かくしてこのような文字の検出切出処理機能を備えた本
装置によれば、読取入力対象とする文字列が手書きされ
た向きの不揃いなくせ字を含む場合であっても、文字パ
ターンの一部が欠けるとか、隣接文字のパターンの一部
が入り込む等の不具合を招来することなしに、各文字を
それぞれ高精度に検出切出することができるので、個々
の文字をそれぞれ高精度に読取認識して入力することが
可能となる。この結果、文字画像の誤検出切出を大幅に
低減して、その読取精度の向上を図ることが可能となる
。Thus, according to this device equipped with such a character detection and extraction processing function, even if the character string to be read and input includes handwritten cursive characters with irregular orientations, part of the character pattern is Each character can be detected and cut out with high precision without causing defects such as missing parts or parts of adjacent character patterns entering, so each character can be read and recognized with high precision. It becomes possible to input. As a result, it is possible to significantly reduce erroneously detected extraction of character images and improve the reading accuracy.

尚、本発明は上述した実施例に限定されるものではない
。ここでは５つの方向についての射影をそれぞれ求める
。ようにしたが、その方向の設定や設定数は読取対象と
する文字の性質に応じて定めれば良いものである。また
個々では横書きされた文字列に対する文字画像の検出処
理を例に説明したが、縦書きされた文字列についても同
様に適用可能である。その他、本発明はその要旨を逸脱
しない範囲で踵々変形して実施することができる。Note that the present invention is not limited to the embodiments described above. Here, projections in five directions are obtained. However, the setting of the direction and the number of settings may be determined depending on the nature of the character to be read. In addition, although the description has been made using an example of character image detection processing for horizontally written character strings, the present invention is similarly applicable to vertically written character strings. In addition, the present invention can be implemented with various modifications without departing from the gist thereof.

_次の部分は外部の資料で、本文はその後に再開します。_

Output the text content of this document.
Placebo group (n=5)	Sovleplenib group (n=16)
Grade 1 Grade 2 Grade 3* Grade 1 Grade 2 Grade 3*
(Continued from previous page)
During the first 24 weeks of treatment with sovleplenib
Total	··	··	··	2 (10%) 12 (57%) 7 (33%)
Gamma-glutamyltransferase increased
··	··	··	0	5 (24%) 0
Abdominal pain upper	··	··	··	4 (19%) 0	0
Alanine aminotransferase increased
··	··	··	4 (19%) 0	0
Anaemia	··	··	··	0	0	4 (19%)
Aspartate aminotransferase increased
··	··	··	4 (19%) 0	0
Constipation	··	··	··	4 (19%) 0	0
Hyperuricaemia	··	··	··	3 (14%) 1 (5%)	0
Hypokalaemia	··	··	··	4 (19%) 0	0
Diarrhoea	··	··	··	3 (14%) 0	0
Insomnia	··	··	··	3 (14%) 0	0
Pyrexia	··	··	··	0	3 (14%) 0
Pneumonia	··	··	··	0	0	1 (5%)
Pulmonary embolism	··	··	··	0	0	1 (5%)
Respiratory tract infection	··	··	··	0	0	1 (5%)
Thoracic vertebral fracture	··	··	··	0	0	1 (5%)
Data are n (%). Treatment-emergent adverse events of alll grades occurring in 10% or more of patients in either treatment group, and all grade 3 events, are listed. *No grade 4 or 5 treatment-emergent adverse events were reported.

[Brief explanation of the drawing]

図は本発明の一実施例を示すもので、第１図は実施例に
係る文字読取装置の要部概略構成図、第２図は行検出に
よって求められた文字列画像の例を示す図、第３図は文
字列画像に対する射影を求める方向の例を示す図、第４
図は文字列画像に対する複数の方向についての射影を示
す図、第５図は第４図に示す射影から求められる最小射
影パターンの例を示す図、第６図は最小射影パターンか
ら求められる文字の区切り位置とその区切り方向を示す
図、第７図は第６図に示す検出切出情報に従う文字の検
出切出処理を模式的に示す図、第８図は実施例装置にお
ける処理手順の一例を示す図である。ｌ・・・光電変換部、２・・・文字検出切出部、３・・
・文字認識部、４・・・行検出切出部、５・・・射影作
成部、Ｂ・・・最小射影検出部。出願人代理人　弁理士　鈴江武彦第　１　図第　２　図　　　　　　　　第　３　図嘉４図第５図第６図Ａｖ＞　　　ｆ（ＩＩＩ）纂７図The figures show one embodiment of the present invention, in which Fig. 1 is a schematic diagram of the main parts of a character reading device according to the embodiment, and Fig. 2 is a diagram showing an example of a character string image obtained by line detection. Figure 3 is a diagram showing an example of the direction in which to obtain the projection for a character string image.
Figure 5 shows an example of the minimum projection pattern obtained from the projection shown in Figure 4. Figure 6 shows the projection of the character string image in multiple directions. FIG. 7 is a diagram schematically showing character detection and extraction processing according to the detection and extraction information shown in FIG. 6. FIG. 8 is an example of the processing procedure in the embodiment device. FIG. l...Photoelectric conversion unit, 2...Character detection cutting unit, 3...
-Character recognition unit, 4... Line detection cutting unit, 5... Projection creation unit, B... Minimum projection detection unit. Applicant's agent Patent attorney Takehiko Suzue Figure 1 Figure 2 Figure 3 Figure 4 Figure 5 Figure 6 Av > f (III) Figure 7

Claims

[Claims]

a character string detection unit that detects a character string image area forming a character string from an image read by the reading means; and a projection of the character string image obtained by the character string detection unit in a plurality of directions intersecting the character string direction. and the minimum projection value in the projections obtained for each of the plurality of directions for each position in the character string direction, and in the direction of the projection in which these minimum projection values and the minimum projection value were obtained. and means for detecting and cutting out individual character images from the character string image by determining the position and direction of character separation from the minimum projection pattern. Character reading device.